In the panic, confusion, and disarray of catastrophic flooding, accidents will happen. But one tragic story has highlighted extreme levels of malfeasance on the part of a large corporate pet store, PETCO, which allowed an estimated 100 animals to die as the Twin Tiers experienced record flooding due to Tropical Storm Lee. The corporate pet store chain claims they did no wrong, but countless scores of area residents beg to differ.
Flood warnings came early Wednesday, with the Declaration of a State of Emergency being signed by Broome County Executive Patrick J. Brennan at 1300 hours (1:00 pm) that afternoon. Some area schools, such as Ann G. McGuinness in Union, were dismissed at 12:45 pm due to the risk of flooding. Metro areas throughout the southern tier were being evacuated by the early evening, with those evacuations intensifying all throughout the evening. "NY ALERT," an automated messaging service that calls New York State residents to warn of severe weather advisories and other emergency news, had contacted my home at 8:21 pm, and several more times throughout that evening, informing us of the State of Emergency and that flooding may be as severe, or even more severe, than the flooding our area suffered in 2006.
By 9:00 pm on Wednesday, the State of Emergency and the evacuations were common knowledge to area residents, as was evidenced by the massive surge of related comments and status updates pouring into social networking sites like Facebook and Twitter. That, coupled with the numerous calls placed to area residents by the NY ALERT system, and breaking local and national news headlines, makes it rather impossible for area businesses to claim they weren't aware of imminent flood risks. PETCO, however, is making claims to the contrary.
PETCO claims an associate was sent to the store at 11:45 pm (their standard business hours having ended at 9:00 pm) on Wednesday evening to check on things, and had reported that there was no flooding in the area. They also claim that no one at their store was aware of flood warnings in the area. They claim that the flooding that affected their store was not from the Susquehanna river, but was rather caused by clogging in the sewage/ drainage system in Johnson City.
However, the State of Emergency had been in place for several hours by the time they closed that evening, and evacuation orders had been given in several metro areas as well, some locations having been evacuated before 9:00 pm, and many, many others having been evacuated before 11:45 pm. City officials and experts across the board state that while the clogging did contribute to the flooding, the river itself did a vast majority of the damage.

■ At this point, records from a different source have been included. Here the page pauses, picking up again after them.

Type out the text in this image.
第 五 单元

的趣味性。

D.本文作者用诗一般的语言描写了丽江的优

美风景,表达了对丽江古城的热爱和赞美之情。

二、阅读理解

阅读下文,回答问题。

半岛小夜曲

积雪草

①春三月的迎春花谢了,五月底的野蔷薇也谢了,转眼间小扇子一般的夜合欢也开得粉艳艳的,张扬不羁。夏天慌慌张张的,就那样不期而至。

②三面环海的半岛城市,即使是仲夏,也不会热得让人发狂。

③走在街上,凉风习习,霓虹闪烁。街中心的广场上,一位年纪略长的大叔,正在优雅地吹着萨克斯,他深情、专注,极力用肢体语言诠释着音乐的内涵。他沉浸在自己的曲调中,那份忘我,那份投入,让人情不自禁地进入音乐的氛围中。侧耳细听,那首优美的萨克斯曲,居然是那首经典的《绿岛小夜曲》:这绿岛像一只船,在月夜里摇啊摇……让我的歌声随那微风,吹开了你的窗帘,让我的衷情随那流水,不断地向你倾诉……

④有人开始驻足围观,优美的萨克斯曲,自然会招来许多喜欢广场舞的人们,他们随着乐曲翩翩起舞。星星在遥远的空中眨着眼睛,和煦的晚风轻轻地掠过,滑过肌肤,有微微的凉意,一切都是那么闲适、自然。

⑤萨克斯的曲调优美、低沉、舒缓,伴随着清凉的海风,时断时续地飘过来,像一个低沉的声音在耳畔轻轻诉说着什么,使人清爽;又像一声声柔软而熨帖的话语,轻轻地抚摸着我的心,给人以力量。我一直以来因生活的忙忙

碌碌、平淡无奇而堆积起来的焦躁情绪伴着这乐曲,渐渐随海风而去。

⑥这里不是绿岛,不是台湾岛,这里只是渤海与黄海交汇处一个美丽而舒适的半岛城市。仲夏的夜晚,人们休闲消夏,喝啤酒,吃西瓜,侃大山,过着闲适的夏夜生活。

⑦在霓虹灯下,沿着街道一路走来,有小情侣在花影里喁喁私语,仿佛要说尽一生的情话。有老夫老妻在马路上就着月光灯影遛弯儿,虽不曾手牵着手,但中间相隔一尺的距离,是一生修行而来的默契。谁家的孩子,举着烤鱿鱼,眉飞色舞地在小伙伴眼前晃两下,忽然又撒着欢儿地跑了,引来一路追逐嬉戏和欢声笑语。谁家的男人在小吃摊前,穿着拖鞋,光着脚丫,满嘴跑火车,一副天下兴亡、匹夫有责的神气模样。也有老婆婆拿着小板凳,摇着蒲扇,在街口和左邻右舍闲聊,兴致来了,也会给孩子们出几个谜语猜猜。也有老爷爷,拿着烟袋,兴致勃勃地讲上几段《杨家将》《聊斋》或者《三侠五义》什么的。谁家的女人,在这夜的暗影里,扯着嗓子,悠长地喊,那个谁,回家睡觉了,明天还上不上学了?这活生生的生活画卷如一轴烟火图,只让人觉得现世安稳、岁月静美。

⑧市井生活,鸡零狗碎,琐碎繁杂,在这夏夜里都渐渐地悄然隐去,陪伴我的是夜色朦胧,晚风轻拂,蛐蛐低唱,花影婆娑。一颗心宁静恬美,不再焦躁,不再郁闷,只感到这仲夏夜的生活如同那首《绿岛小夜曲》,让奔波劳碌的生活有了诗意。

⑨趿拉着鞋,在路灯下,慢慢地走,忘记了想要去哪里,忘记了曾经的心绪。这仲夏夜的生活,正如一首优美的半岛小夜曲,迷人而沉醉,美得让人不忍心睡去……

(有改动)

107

PETCO has entered a state of damage control at this point, attempting to deflect any culpability for the deaths of the 100 animals that perished in the floods. However, the store's management and employees did, as an absolute matter of fact, have several hours to relocate animals from their store and prevent those losses of life. The warnings were blatant, obvious, and area residents considered them to be common knowledge.
The associates, the management, and the corporate staff should all be tried on 100 counts of animal cruelty... one for each of the animals killed by their reckless endangerment and total malfeasance in the face of an obvious, imminent disaster. They had more than enough time to act during this crisis and save those animals. They made the conscious decision to not rescue those animals or take adequate precautions that may have prevented loss of life. If these were human beings locked in caged and forced to drown by laziness and ignorance, those PETCO employees would go to prison, and many of them would never again see the light of day.
When this story started to break yesterday, Facebook erupted in a massive burst of comments regarding PETCO and their cruelty toward animals. Links to local news stories spread like wildfire, and before the evening was through, Southern Tier residents had made their views resoundingly clear: PETCO is to blame for those deaths, and the obvious state of the impending disaster makes it obvious and inarguable that PETCO was fully warned of the coming flood, and did not act on those clear and present warnings. Countless scores of area residents have vowed to boycott the store. Many are talking about organizing protests as the flood waters continue to recede. It has become obvious that PETCO will have a very difficult time operating in this area in the future, and if it were up to a public vote, they would be banished from the Southern Tier altogether.
I'm not one to usually leave articles on a sour note, so here is the silver lining. In a related story, the owners of another local pet store, Pet Depot at the Town Square Mall, acted heroically to save the animals trapped in their store. Borrowing kayaks, they valiantly put themselves in harm's way to literally row into their store and rescue as many animals as they could before the flooding became too severe to do more. While it remains unknown if any animals lost their lives at the Pet Depot store, one fact stands in defiance of contradiction: The owner of Pet Depot is a hero, and the story of their bravery in the midst of a major disaster stands as one of the most inspiring stories of heroism that has surfaced in the wake of this historic flooding. Unfortunately for PETCO, however, it also illustrates just how vile their in-actions were during this disaster. Still, this Newsvine columnist hopes that after the dusts have settled and the city has regained its composure, the owners of Pet Depot will be given the heroic recognition they truly deserve.